One he suggested looking at was the fork tail rainbow.

My tank looks like the attached pic, I’m not convinced the fork tail rainbow will stand out very well, I know it’s down to personal preference, I just wondered what colourful shoals others use with a very green tank (back glass is black).

I’m still heading towards cardinal or blue neon tetras, but am open to expanding my mind 

many thanks


----------



## Wookii (5 Apr 2021)

How big is the tank, looks around 60cm?

Also, how hard or soft is your tank water?

If you are just going single species, you have lots of options to be honest, but a tetra species is a safe bet.


----------



## Ian61 (5 Apr 2021)

Gold tetras perhaps?


----------



## Ian61 (5 Apr 2021)

In short, set up looks brilliant so I’m sure any schooling small fish would enhance it further.

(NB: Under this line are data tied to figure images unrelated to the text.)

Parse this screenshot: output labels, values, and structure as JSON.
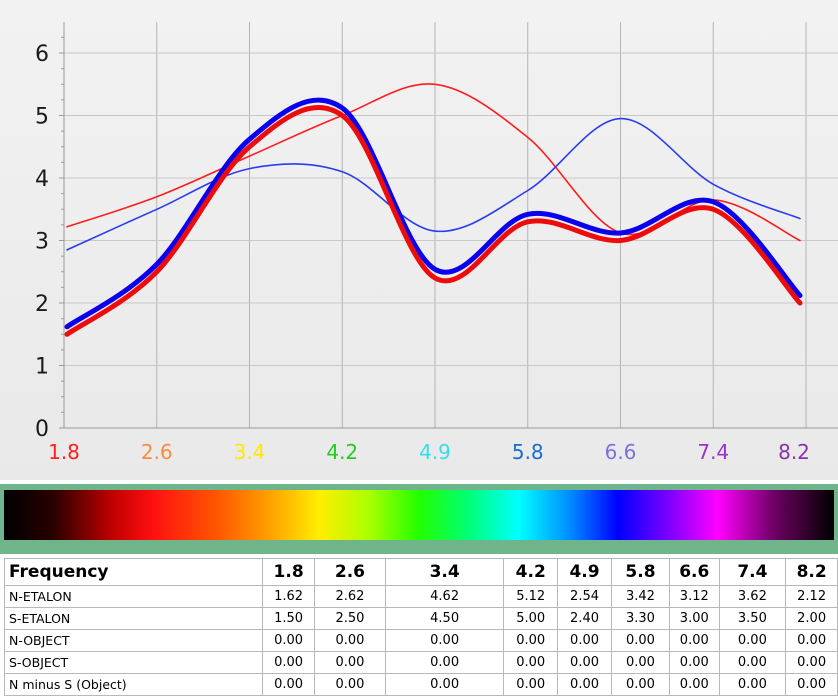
{
  "chart_data": {
    "type": "line",
    "x": [
      1.8,
      2.6,
      3.4,
      4.2,
      4.9,
      5.8,
      6.6,
      7.4,
      8.2
    ],
    "x_tick_labels": [
      "1.8",
      "2.6",
      "3.4",
      "4.2",
      "4.9",
      "5.8",
      "6.6",
      "7.4",
      "8.2"
    ],
    "x_tick_colors": [
      "#ff2020",
      "#ff8a3c",
      "#ffe800",
      "#22cc22",
      "#33ddee",
      "#1a6cd0",
      "#7a72e0",
      "#9933cc",
      "#8a33aa"
    ],
    "y_ticks": [
      "0",
      "1",
      "2",
      "3",
      "4",
      "5",
      "6"
    ],
    "ylim": [
      0,
      6.6
    ],
    "grid": true,
    "series": [
      {
        "values": [
          3.22,
          3.7,
          4.35,
          5.0,
          5.5,
          4.65,
          3.12,
          3.65,
          3.0
        ],
        "color": "#ff1c1c",
        "style": "thin"
      },
      {
        "values": [
          2.85,
          3.5,
          4.15,
          4.1,
          3.15,
          3.8,
          4.95,
          3.9,
          3.35
        ],
        "color": "#2a3cf0",
        "style": "thin"
      },
      {
        "values": [
          1.62,
          2.62,
          4.62,
          5.12,
          2.54,
          3.42,
          3.12,
          3.62,
          2.12
        ],
        "color": "#0a00ee",
        "style": "thick"
      },
      {
        "values": [
          1.5,
          2.5,
          4.5,
          5.0,
          2.4,
          3.3,
          3.0,
          3.5,
          2.0
        ],
        "color": "#ee0b0b",
        "style": "thick"
      }
    ]
  },
  "table": {
    "header_label": "Frequency",
    "frequencies": [
      "1.8",
      "2.6",
      "3.4",
      "4.2",
      "4.9",
      "5.8",
      "6.6",
      "7.4",
      "8.2"
    ],
    "rows": [
      {
        "label": "N-ETALON",
        "values": [
          "1.62",
          "2.62",
          "4.62",
          "5.12",
          "2.54",
          "3.42",
          "3.12",
          "3.62",
          "2.12"
        ]
      },
      {
        "label": "S-ETALON",
        "values": [
          "1.50",
          "2.50",
          "4.50",
          "5.00",
          "2.40",
          "3.30",
          "3.00",
          "3.50",
          "2.00"
        ]
      },
      {
        "label": "N-OBJECT",
        "values": [
          "0.00",
          "0.00",
          "0.00",
          "0.00",
          "0.00",
          "0.00",
          "0.00",
          "0.00",
          "0.00"
        ]
      },
      {
        "label": "S-OBJECT",
        "values": [
          "0.00",
          "0.00",
          "0.00",
          "0.00",
          "0.00",
          "0.00",
          "0.00",
          "0.00",
          "0.00"
        ]
      },
      {
        "label": "N minus S (Object)",
        "values": [
          "0.00",
          "0.00",
          "0.00",
          "0.00",
          "0.00",
          "0.00",
          "0.00",
          "0.00",
          "0.00"
        ]
      }
    ]
  }
}
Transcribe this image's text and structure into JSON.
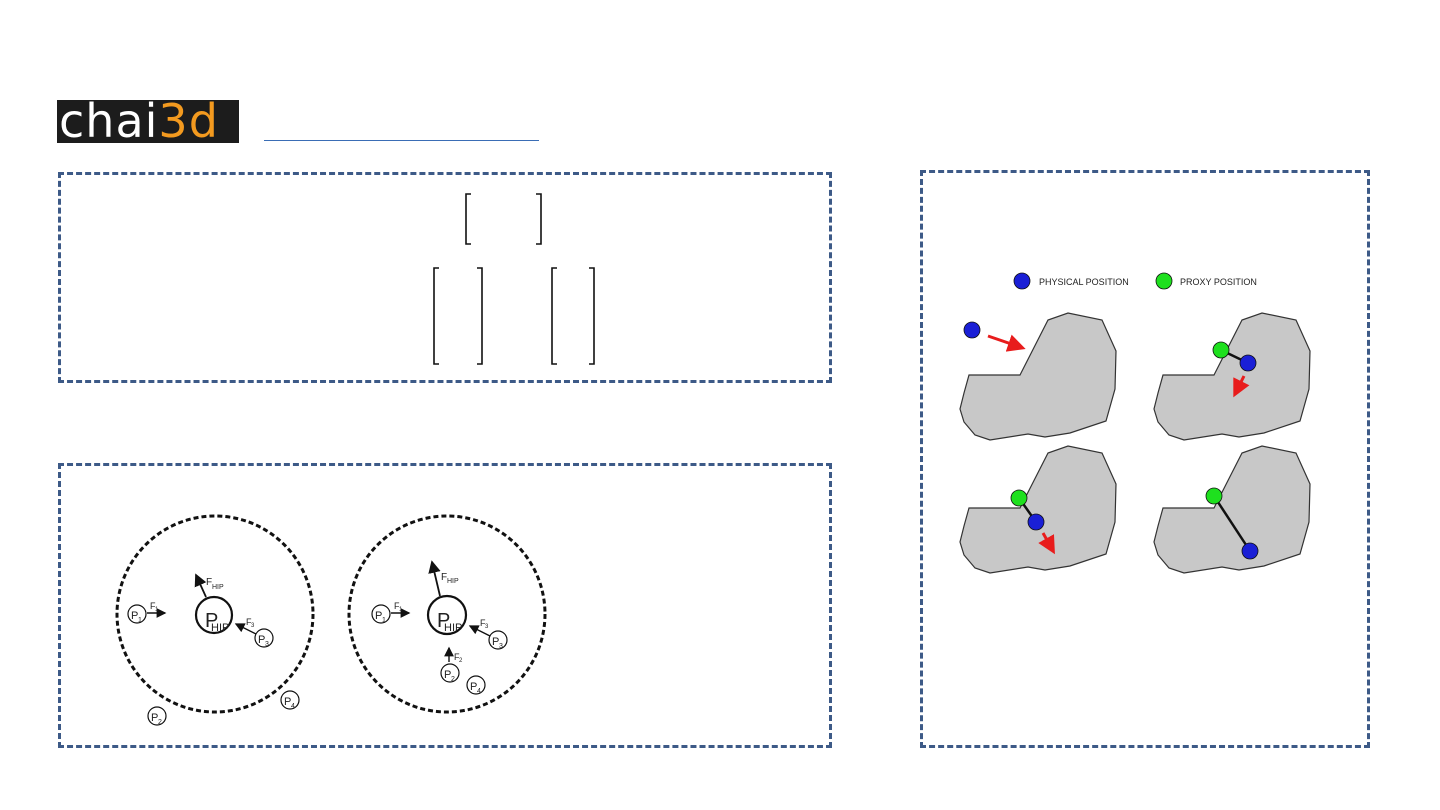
{
  "logo": {
    "part1": "chai",
    "part2": "3d",
    "part3": "d"
  },
  "colors": {
    "panel_border": "#3d5a87",
    "physical": "#1a1fd6",
    "proxy": "#1ee01e",
    "arrow": "#e81c1c",
    "shape": "#c8c8c8"
  },
  "hip_diagram": {
    "left": {
      "fhip": "F",
      "fhip_sub": "HIP",
      "center": "P",
      "center_sub": "HIP",
      "p1": "P",
      "p1_sub": "1",
      "f1": "F",
      "f1_sub": "1",
      "p3": "P",
      "p3_sub": "3",
      "f3": "F",
      "f3_sub": "3",
      "p2": "P",
      "p2_sub": "2",
      "p4": "P",
      "p4_sub": "4"
    },
    "right": {
      "fhip": "F",
      "fhip_sub": "HIP",
      "center": "P",
      "center_sub": "HIP",
      "p1": "P",
      "p1_sub": "1",
      "f1": "F",
      "f1_sub": "1",
      "p3": "P",
      "p3_sub": "3",
      "f3": "F",
      "f3_sub": "3",
      "p2": "P",
      "p2_sub": "2",
      "f2": "F",
      "f2_sub": "2",
      "p4": "P",
      "p4_sub": "4"
    }
  },
  "proxy_diagram": {
    "legend_physical": "PHYSICAL POSITION",
    "legend_proxy": "PROXY POSITION",
    "physical_icon": "blue-dot-icon",
    "proxy_icon": "green-dot-icon"
  }
}
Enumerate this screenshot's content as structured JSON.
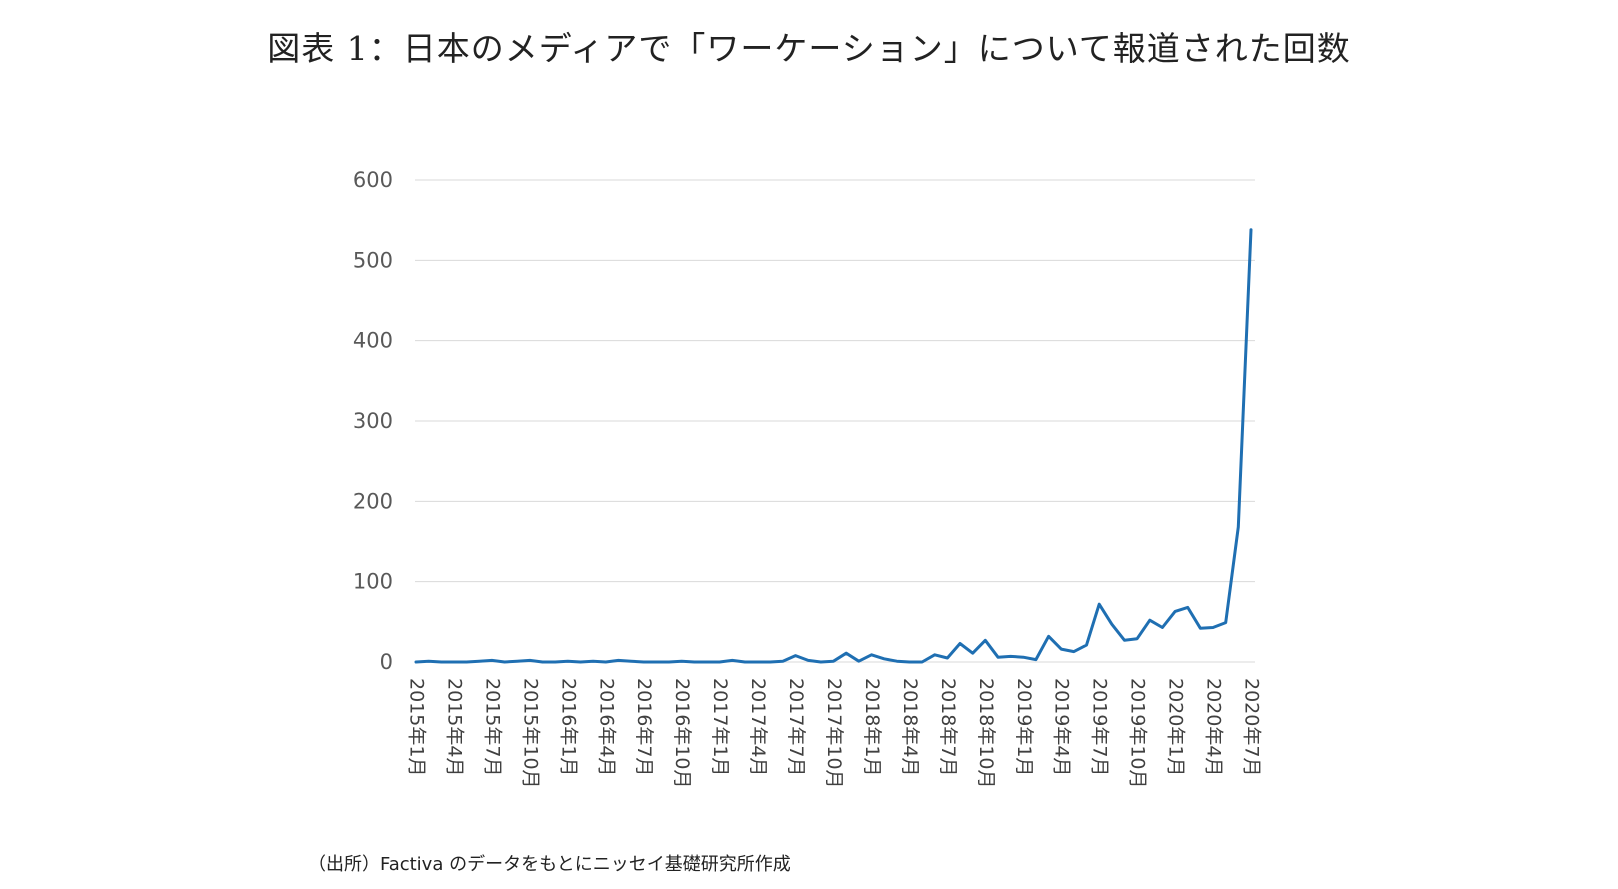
{
  "chart_data": {
    "type": "line",
    "title": "図表 1：日本のメディアで「ワーケーション」について報道された回数",
    "source": "（出所）Factiva のデータをもとにニッセイ基礎研究所作成",
    "xlabel": "",
    "ylabel": "",
    "ylim": [
      0,
      600
    ],
    "yticks": [
      "0",
      "100",
      "200",
      "300",
      "400",
      "500",
      "600"
    ],
    "grid": true,
    "legend": "none",
    "line_color": "#1f6fb2",
    "x_tick_labels": [
      "2015年1月",
      "2015年4月",
      "2015年7月",
      "2015年10月",
      "2016年1月",
      "2016年4月",
      "2016年7月",
      "2016年10月",
      "2017年1月",
      "2017年4月",
      "2017年7月",
      "2017年10月",
      "2018年1月",
      "2018年4月",
      "2018年7月",
      "2018年10月",
      "2019年1月",
      "2019年4月",
      "2019年7月",
      "2019年10月",
      "2020年1月",
      "2020年4月",
      "2020年7月"
    ],
    "x": [
      "2015-01",
      "2015-02",
      "2015-03",
      "2015-04",
      "2015-05",
      "2015-06",
      "2015-07",
      "2015-08",
      "2015-09",
      "2015-10",
      "2015-11",
      "2015-12",
      "2016-01",
      "2016-02",
      "2016-03",
      "2016-04",
      "2016-05",
      "2016-06",
      "2016-07",
      "2016-08",
      "2016-09",
      "2016-10",
      "2016-11",
      "2016-12",
      "2017-01",
      "2017-02",
      "2017-03",
      "2017-04",
      "2017-05",
      "2017-06",
      "2017-07",
      "2017-08",
      "2017-09",
      "2017-10",
      "2017-11",
      "2017-12",
      "2018-01",
      "2018-02",
      "2018-03",
      "2018-04",
      "2018-05",
      "2018-06",
      "2018-07",
      "2018-08",
      "2018-09",
      "2018-10",
      "2018-11",
      "2018-12",
      "2019-01",
      "2019-02",
      "2019-03",
      "2019-04",
      "2019-05",
      "2019-06",
      "2019-07",
      "2019-08",
      "2019-09",
      "2019-10",
      "2019-11",
      "2019-12",
      "2020-01",
      "2020-02",
      "2020-03",
      "2020-04",
      "2020-05",
      "2020-06",
      "2020-07"
    ],
    "values": [
      0,
      1,
      0,
      0,
      0,
      1,
      2,
      0,
      1,
      2,
      0,
      0,
      1,
      0,
      1,
      0,
      2,
      1,
      0,
      0,
      0,
      1,
      0,
      0,
      0,
      2,
      0,
      0,
      0,
      1,
      8,
      2,
      0,
      1,
      11,
      1,
      9,
      4,
      1,
      0,
      0,
      9,
      5,
      23,
      11,
      27,
      6,
      7,
      6,
      3,
      32,
      16,
      13,
      21,
      72,
      47,
      27,
      29,
      52,
      43,
      63,
      68,
      42,
      43,
      49,
      168,
      538
    ]
  }
}
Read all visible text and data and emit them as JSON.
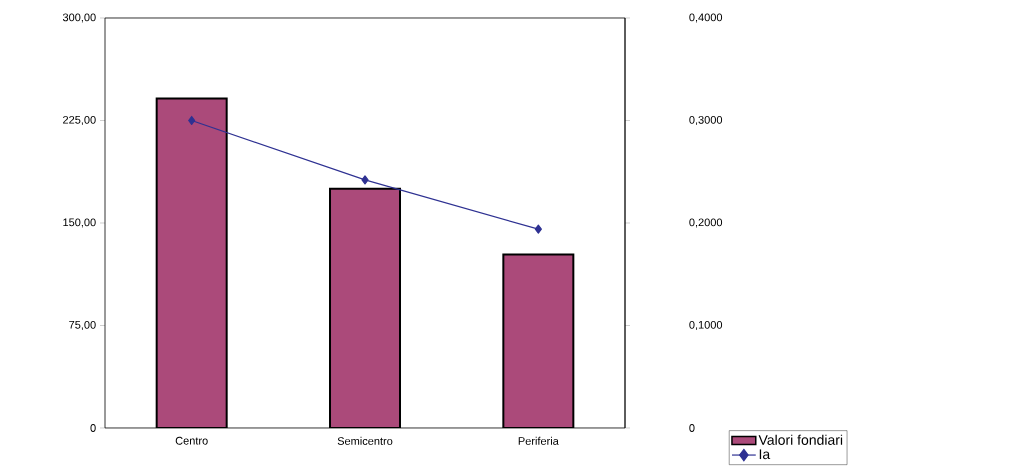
{
  "chart_data": {
    "type": "bar",
    "categories": [
      "Centro",
      "Semicentro",
      "Periferia"
    ],
    "series": [
      {
        "name": "Valori fondiari",
        "color": "#ab4a7a",
        "values": [
          241,
          175,
          127
        ]
      },
      {
        "name": "Ia",
        "type": "line",
        "axis": "y2",
        "color": "#2e3192",
        "marker": "diamond",
        "values": [
          0.3,
          0.242,
          0.194
        ]
      }
    ],
    "ylim": [
      0,
      300
    ],
    "yticks": [
      0,
      {
        "value": 75,
        "label": "75,00"
      },
      {
        "value": 150,
        "label": "150,00"
      },
      {
        "value": 225,
        "label": "225,00"
      },
      {
        "value": 300,
        "label": "300,00"
      }
    ],
    "y2lim": [
      0,
      0.4
    ],
    "y2ticks": [
      0,
      {
        "value": 0.1,
        "label": "0,1000"
      },
      {
        "value": 0.2,
        "label": "0,2000"
      },
      {
        "value": 0.3,
        "label": "0,3000"
      },
      {
        "value": 0.4,
        "label": "0,4000"
      }
    ],
    "legend": "bottom right",
    "grid": false
  }
}
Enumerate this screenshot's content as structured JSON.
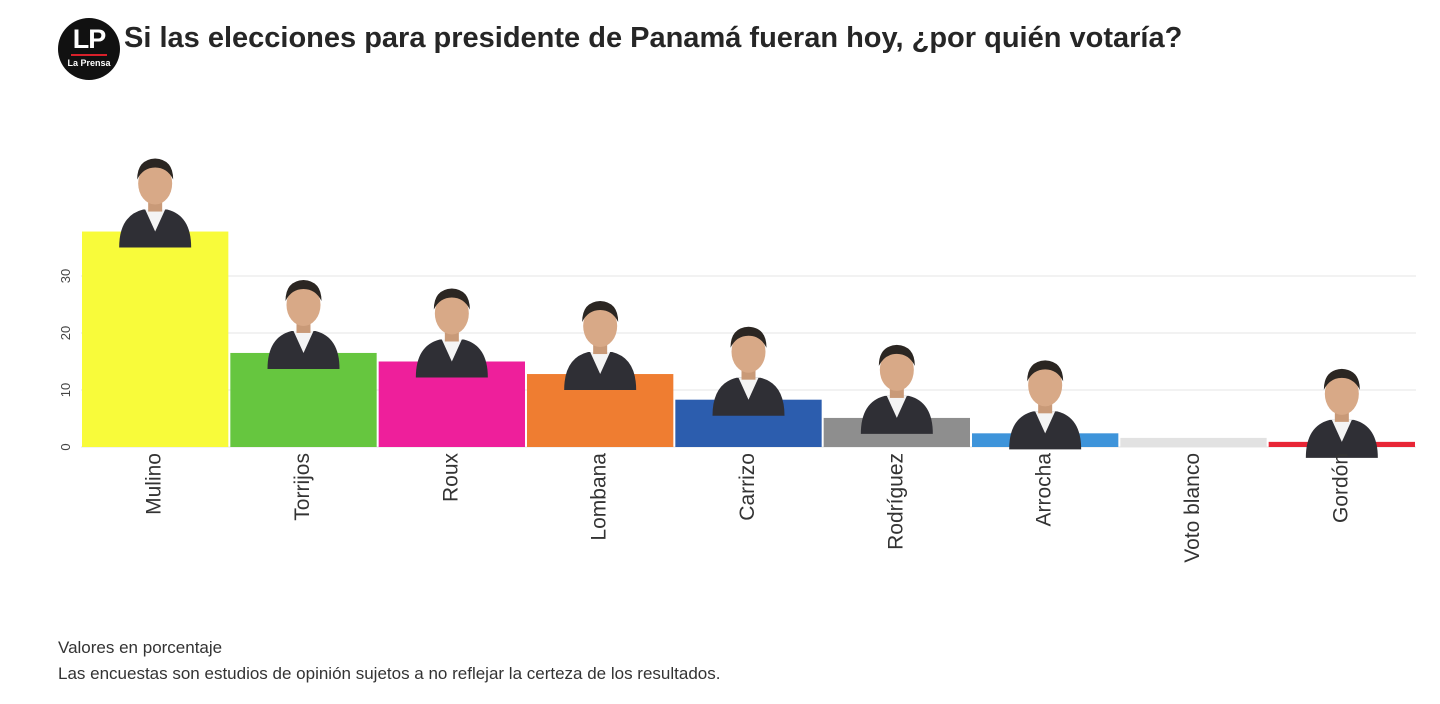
{
  "brand": {
    "initials": "LP",
    "name": "La Prensa"
  },
  "title": "Si las elecciones para presidente de Panamá fueran hoy, ¿por quién votaría?",
  "notes": {
    "units": "Valores en porcentaje",
    "disclaimer": "Las encuestas son estudios de opinión sujetos a no reflejar la certeza de los resultados."
  },
  "chart_data": {
    "type": "bar",
    "categories": [
      "Mulino",
      "Torrijos",
      "Roux",
      "Lombana",
      "Carrizo",
      "Rodríguez",
      "Arrocha",
      "Voto blanco",
      "Gordón"
    ],
    "values": [
      37.8,
      16.5,
      15.0,
      12.8,
      8.3,
      5.1,
      2.4,
      1.6,
      0.9
    ],
    "colors": [
      "#f8fb3a",
      "#66c63f",
      "#ee1f9b",
      "#ef7d31",
      "#2c5dae",
      "#8e8e8e",
      "#3e94da",
      "#e2e2e2",
      "#e82636"
    ],
    "ylim": [
      0,
      40
    ],
    "yticks": [
      0,
      10,
      20,
      30
    ],
    "grid": true,
    "legend": "none",
    "candidate_photos": true
  }
}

Something bright to stand against the shadier parts


----------



## Driftless (5 Apr 2021)

Neon Green or Ember tetras for a tank that size.


----------



## ojustaboo (5 Apr 2021)

Thanks all, it’s 126lt,  80cm wide, 45cm high (without substrate etc), 35cm deep.

hard water

Filter media:  Neo Media Soft


----------



## Conort2 (6 Apr 2021)

ojustaboo said:


> Thanks all, it’s 126lt,  80cm wide, 45cm high (without substrate etc), 35cm deep.
> 
> hard water
> 
> Filter media:  Neo Media Soft


Psuedomugil gertrudae or psuedomugil luminatus would look great in that tank and are a good choice for hard water.

cheers


----------